The Post reported on Saturday that McLaurin had long ago lost her government-issued photo identification. To get a non-drivers REAL ID (which conforms to more stringent federal regulations) from the DMV, she needs her South Carolina birth certificate. But to get her South Carolina birth certificate, she needs photo identification. And they won’t accept a temporary ID that D.C. issued McLaurin last month (she lost her original ID card years ago in a purse snatching).
“It’s sad to see my mother having to stand in lines, getting tired,” her son, Felipe Cardoso, told the Post. “She can’t understand how her picture could be in all those newspapers and all over the Internet, how so many people could recognize her on the street and want to take selfies with her, and she can’t even get a photo ID.”
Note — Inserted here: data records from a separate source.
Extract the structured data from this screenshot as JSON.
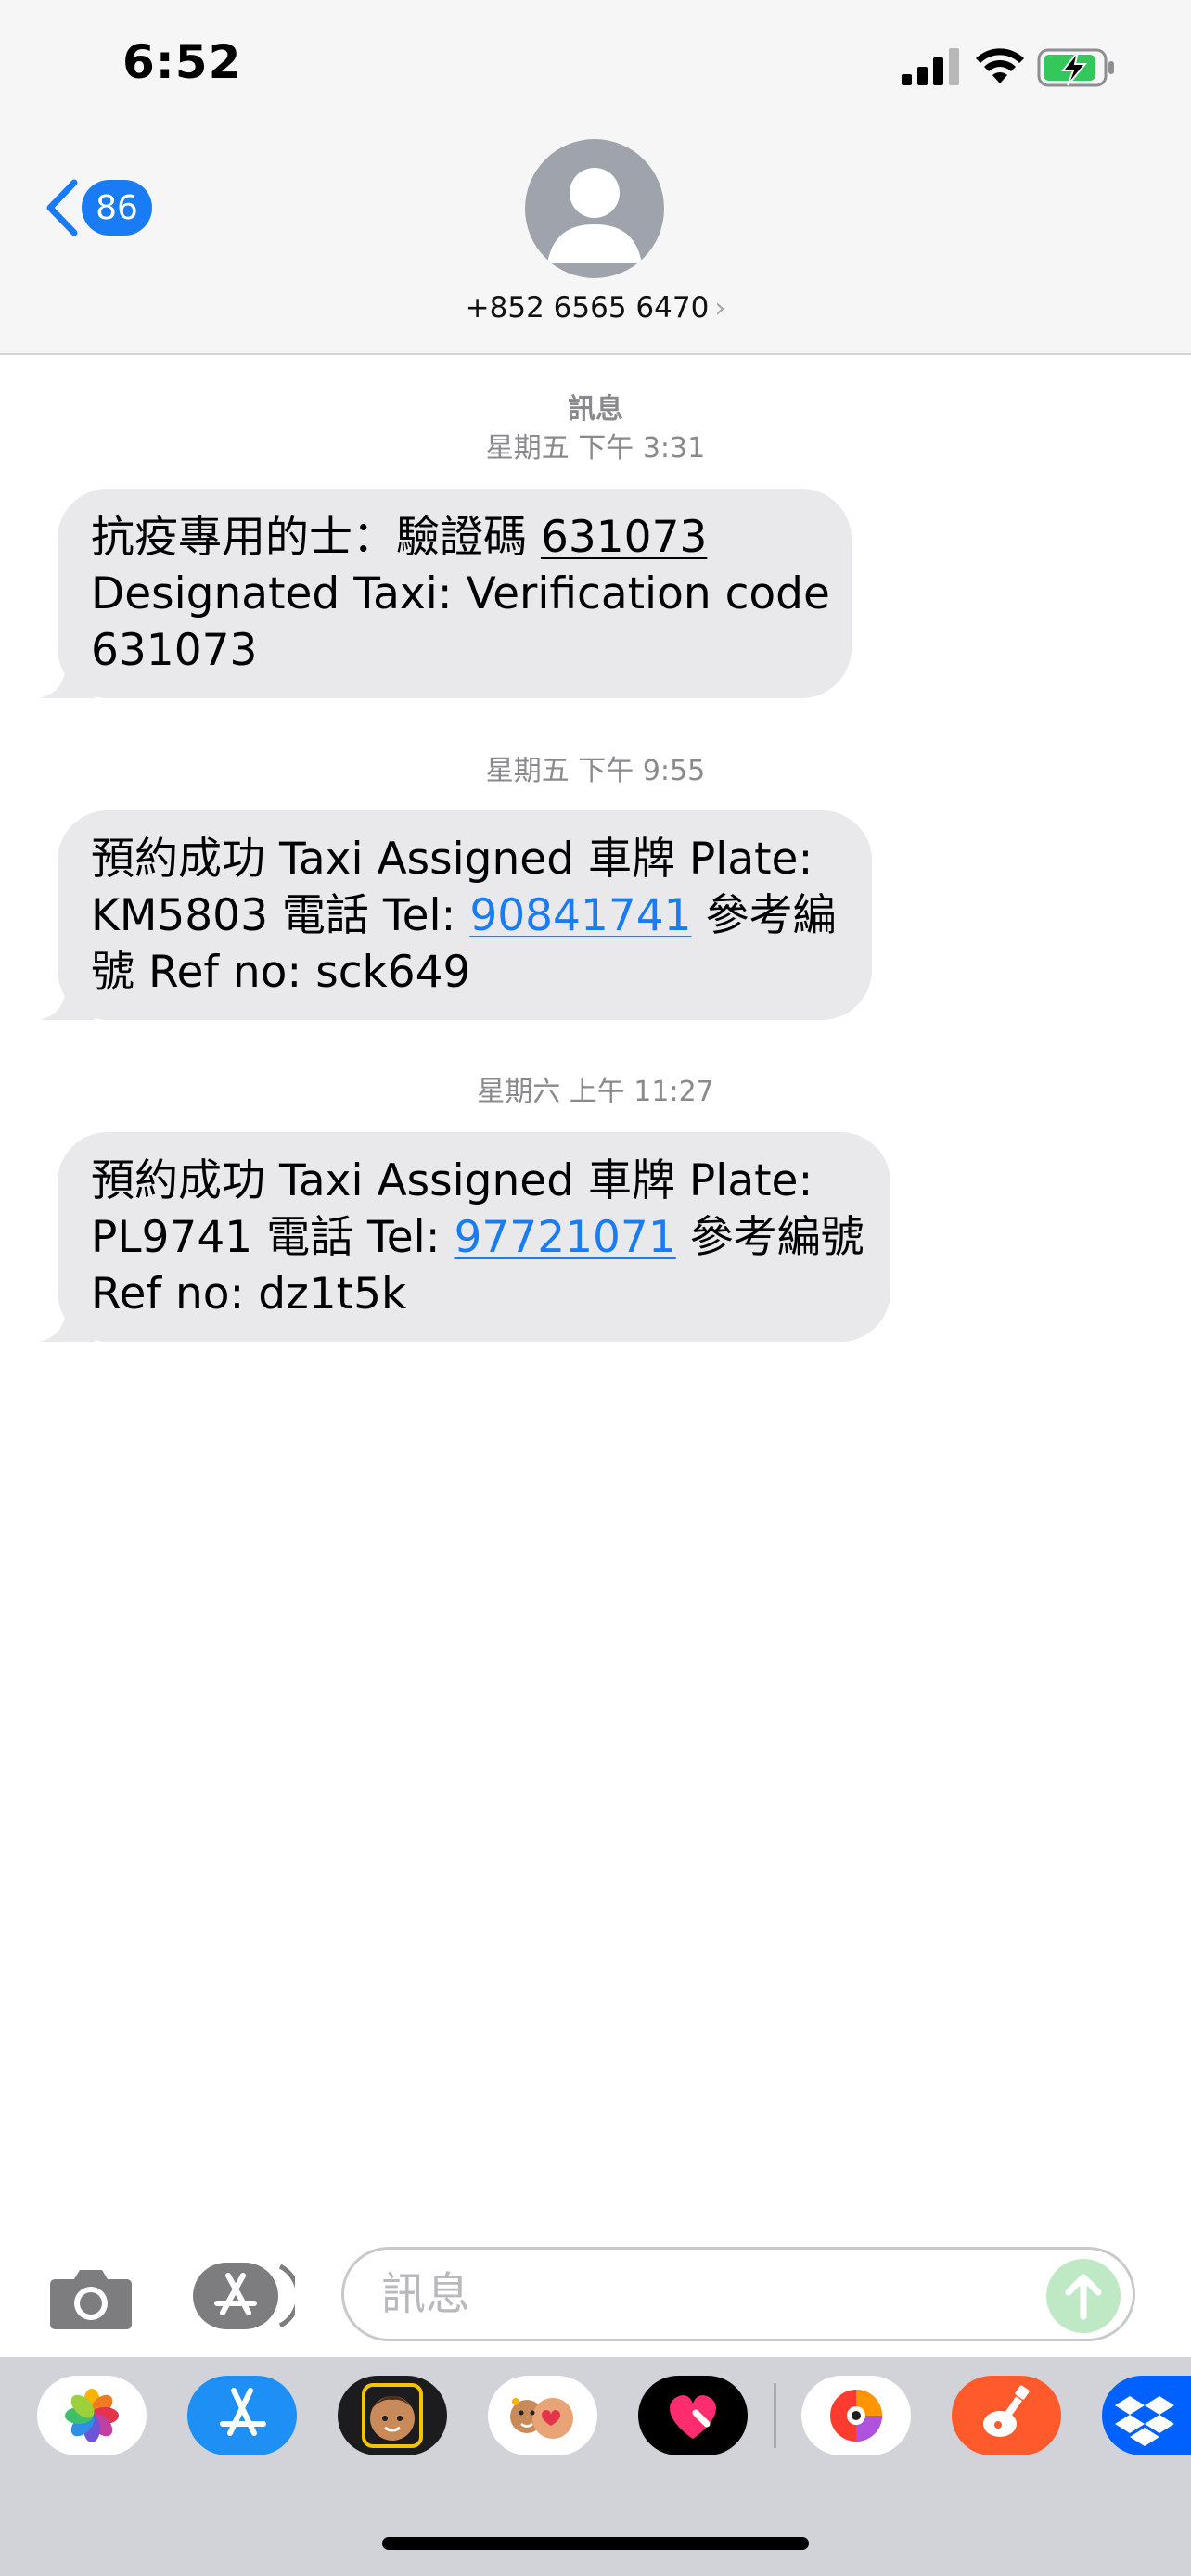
{
  "status_bar": {
    "time": "6:52"
  },
  "header": {
    "back_badge": "86",
    "contact": "+852 6565 6470",
    "contact_chevron": "›"
  },
  "conversation": {
    "service_label": "訊息",
    "messages": [
      {
        "timestamp": "星期五 下午 3:31",
        "line1_prefix": "抗疫專用的士：驗證碼 ",
        "line1_code": "631073",
        "line2": "Designated Taxi: Verification code",
        "line3": "631073"
      },
      {
        "timestamp": "星期五 下午 9:55",
        "line1": "預約成功 Taxi Assigned 車牌 Plate:",
        "line2_prefix": "KM5803 電話 Tel: ",
        "line2_phone": "90841741",
        "line2_suffix": " 參考編",
        "line3": "號 Ref no: sck649"
      },
      {
        "timestamp": "星期六 上午 11:27",
        "line1": "預約成功 Taxi Assigned 車牌 Plate:",
        "line2_prefix": "PL9741 電話 Tel: ",
        "line2_phone": "97721071",
        "line2_suffix": " 參考編號",
        "line3": "Ref no: dz1t5k"
      }
    ]
  },
  "input": {
    "placeholder": "訊息"
  },
  "app_drawer": {
    "apps": [
      "photos-icon",
      "app-store-icon",
      "memoji-stickers-icon",
      "memoji-icon",
      "digital-touch-icon",
      "colorful-app-icon",
      "garageband-icon",
      "dropbox-icon"
    ]
  },
  "colors": {
    "accent": "#1a7cf5",
    "bubble_gray": "#e9e9eb",
    "header_bg": "#f6f6f6",
    "send_disabled": "#bfe9c5"
  }
}
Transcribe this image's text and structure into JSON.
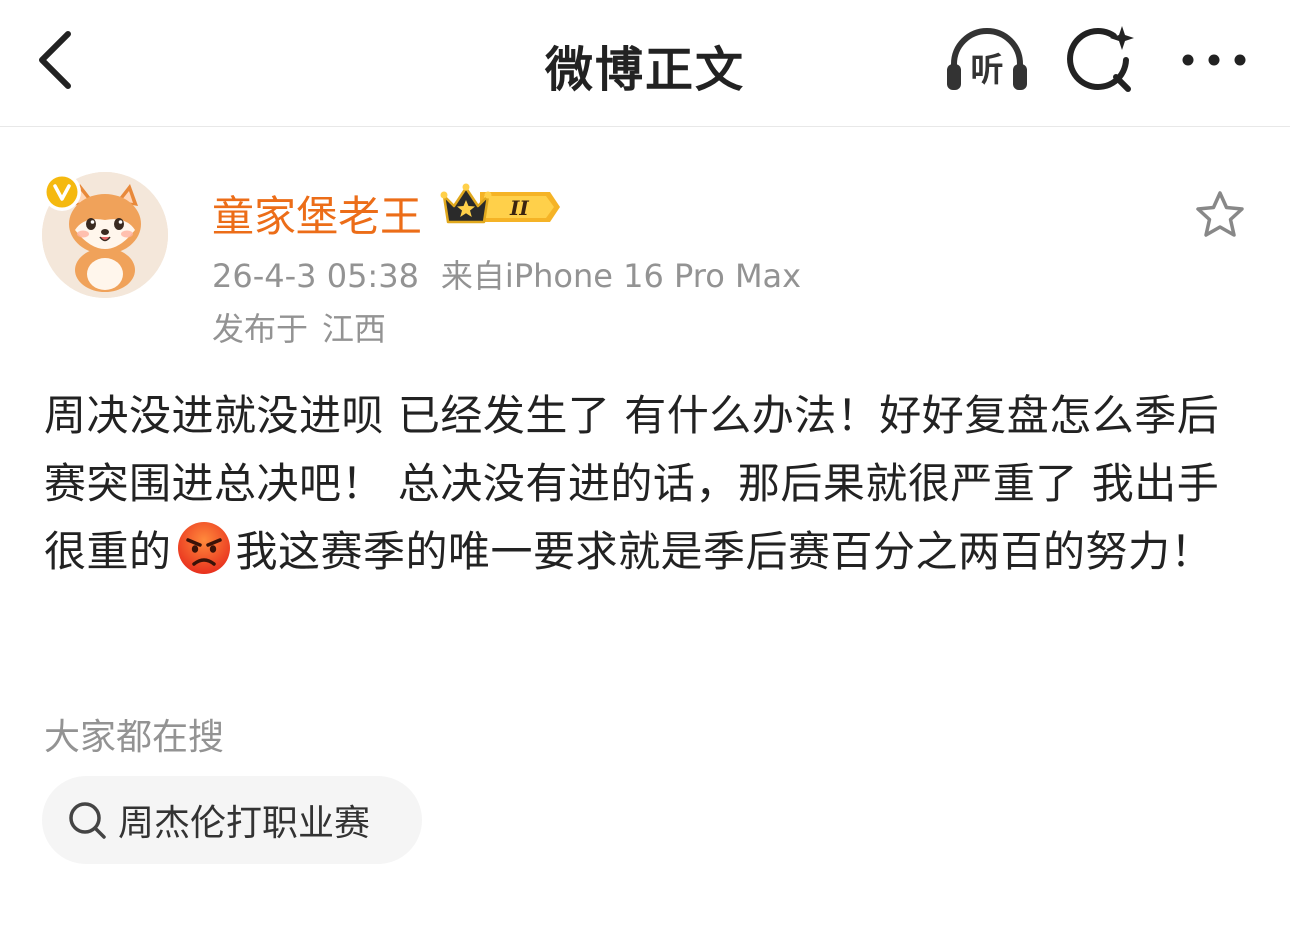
{
  "navbar": {
    "title": "微博正文",
    "listen_label": "听",
    "back_icon": "chevron-left-icon",
    "search_icon": "sparkle-search-icon",
    "more_icon": "more-dots-icon"
  },
  "post": {
    "author": "童家堡老王",
    "vip_level": "II",
    "time": "26-4-3 05:38",
    "source": "来自iPhone 16 Pro Max",
    "location_label": "发布于",
    "location": "江西",
    "content_before_emoji": "周决没进就没进呗 已经发生了 有什么办法！好好复盘怎么季后赛突围进总决吧！ 总决没有进的话，那后果就很严重了 我出手很重的",
    "content_after_emoji": "我这赛季的唯一要求就是季后赛百分之两百的努力！"
  },
  "trending": {
    "heading": "大家都在搜",
    "items": [
      {
        "label": "周杰伦打职业赛"
      }
    ]
  },
  "colors": {
    "username": "#ec6d18",
    "meta": "#939393",
    "text": "#222222",
    "chip_bg": "#f5f5f5",
    "verified": "#f5b90f"
  }
}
But thanks to direct mayoral intervention, McLaurin doesn’t need to worry any more.
Mayor Muriel Bowser said today that new regulations will expand the list of documents the DMV can accept for seniors who are 70 or older, and they go into effect immediately. But although the announcement was made in the wake of the Post story, the mayor’s office says they have been working with the Department of Homeland Security on creating the exception process since last June.
“These common sense regulations will ensure that District seniors can get an ID if they lack the kind of documentation that may not have been around when they were born,” Bowser said in a statement.
The mayor, along with Deputy Mayor Kevin Donahue and DMV Director Lucinda Babers, delivered the news to McLaurin personally—along with a temporary ID she can use until a permanent REAL ID is delivered in the mail.